Interesting.Perhaps we're on to something here (ever the optimist).Perhaps you could tell me:

1 The origins of this law.

2 Has it ever been challenged in a Virginia State  Court of law  by a Muslim (or anybody else)?

3 (If so,) please cite the case(s) in question and provide us with some background information  about any ruling on the matter.

I await your anticipated response with keen interest.

@Atlanticist911

Atlanticist911 - As a retired attorney, I don't have access to adequate on-line resources to answer your questions with any kind of assurance. A quick look at some sites, however, shows that an appellate court in Florida upheld the right of the State to require a Muslim woman to unveil her face before a female photographer in order to obtain a driver's license. The US Supreme Court let stand a Second Circuit opinion upholding a NY state law (similar to Virginia's), which was enforced when the KKK tried to demonstrate in full regalia, including face masks.
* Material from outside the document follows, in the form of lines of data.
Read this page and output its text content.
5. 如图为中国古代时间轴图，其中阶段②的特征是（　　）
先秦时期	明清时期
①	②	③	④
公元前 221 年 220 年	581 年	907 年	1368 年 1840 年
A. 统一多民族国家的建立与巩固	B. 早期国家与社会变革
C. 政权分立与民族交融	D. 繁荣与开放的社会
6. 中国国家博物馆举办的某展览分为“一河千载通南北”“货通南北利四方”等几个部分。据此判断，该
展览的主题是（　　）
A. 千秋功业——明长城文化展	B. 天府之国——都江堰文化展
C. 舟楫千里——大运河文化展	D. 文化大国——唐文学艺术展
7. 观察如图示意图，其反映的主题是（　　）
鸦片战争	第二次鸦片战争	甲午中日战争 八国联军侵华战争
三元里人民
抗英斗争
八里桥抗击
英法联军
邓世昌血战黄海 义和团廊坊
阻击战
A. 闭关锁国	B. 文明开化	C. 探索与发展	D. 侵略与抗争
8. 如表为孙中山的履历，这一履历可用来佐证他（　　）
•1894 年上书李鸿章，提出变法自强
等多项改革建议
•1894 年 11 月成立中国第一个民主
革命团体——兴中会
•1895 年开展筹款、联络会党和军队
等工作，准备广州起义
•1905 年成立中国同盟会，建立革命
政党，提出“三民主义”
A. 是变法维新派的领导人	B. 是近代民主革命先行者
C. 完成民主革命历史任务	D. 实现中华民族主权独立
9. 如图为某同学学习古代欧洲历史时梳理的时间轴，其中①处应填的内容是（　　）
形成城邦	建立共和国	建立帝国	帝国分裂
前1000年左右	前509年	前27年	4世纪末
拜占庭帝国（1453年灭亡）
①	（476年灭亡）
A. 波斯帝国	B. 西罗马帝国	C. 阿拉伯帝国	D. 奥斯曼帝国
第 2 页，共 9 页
To add a bit of irony, I note that the US Department of State alleges that Belarus is undemocratic because (among many other reasons) Belarus law limits freedom of expression by prohibiting the wearing of masks to hide one's identity during political demonstrations. Virginia's prohibition of the same has been on the books since at least 1950; however, it probably is a restatement of an earlier law.
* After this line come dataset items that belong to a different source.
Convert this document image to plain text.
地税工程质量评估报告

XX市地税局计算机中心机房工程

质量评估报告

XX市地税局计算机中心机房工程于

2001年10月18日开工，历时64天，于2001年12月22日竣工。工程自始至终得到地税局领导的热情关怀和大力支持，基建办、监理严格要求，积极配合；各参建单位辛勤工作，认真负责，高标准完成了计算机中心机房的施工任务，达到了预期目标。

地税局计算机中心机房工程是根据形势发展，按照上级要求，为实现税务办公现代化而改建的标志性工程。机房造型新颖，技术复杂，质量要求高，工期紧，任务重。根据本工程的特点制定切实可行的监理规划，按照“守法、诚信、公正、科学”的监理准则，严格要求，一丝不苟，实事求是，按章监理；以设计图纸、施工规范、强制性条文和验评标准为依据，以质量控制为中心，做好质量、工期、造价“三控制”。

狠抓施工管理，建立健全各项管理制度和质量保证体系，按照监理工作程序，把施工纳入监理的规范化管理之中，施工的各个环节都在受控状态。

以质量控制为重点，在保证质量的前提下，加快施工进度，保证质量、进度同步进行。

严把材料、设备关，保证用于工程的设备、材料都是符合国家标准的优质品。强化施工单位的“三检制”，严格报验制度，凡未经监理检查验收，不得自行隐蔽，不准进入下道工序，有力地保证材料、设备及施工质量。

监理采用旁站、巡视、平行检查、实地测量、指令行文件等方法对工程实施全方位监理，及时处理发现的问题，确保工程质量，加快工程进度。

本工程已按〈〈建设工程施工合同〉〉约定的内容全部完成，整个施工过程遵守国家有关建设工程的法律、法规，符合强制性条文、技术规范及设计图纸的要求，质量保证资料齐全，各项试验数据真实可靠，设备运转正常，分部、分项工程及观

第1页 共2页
Elections Canada religious accommodation

One wonders whether Canadian law includes a provision similar to that in the Code of Virginia (§ 18.2-422), which makes it unlawful for any person over 16 to wear any item that covers a substantial portion of the face (concealing the identity of the wearer) in any public place. Virginia law does not include an exception for religious reasons. I'm reasonably sure no veiled Muslim woman has been prosecuted under this law, as any such prosecution would probably be challenged on religious grounds. Requiring a veiled woman voter to reveal herself to a female electoral worker to confirm her identity appears to be a reasonable accommodation to the needs of the State and the needs of the woman concerned. Elections Canada's proposed identification measures are not sufficiently robust to protect against fraud.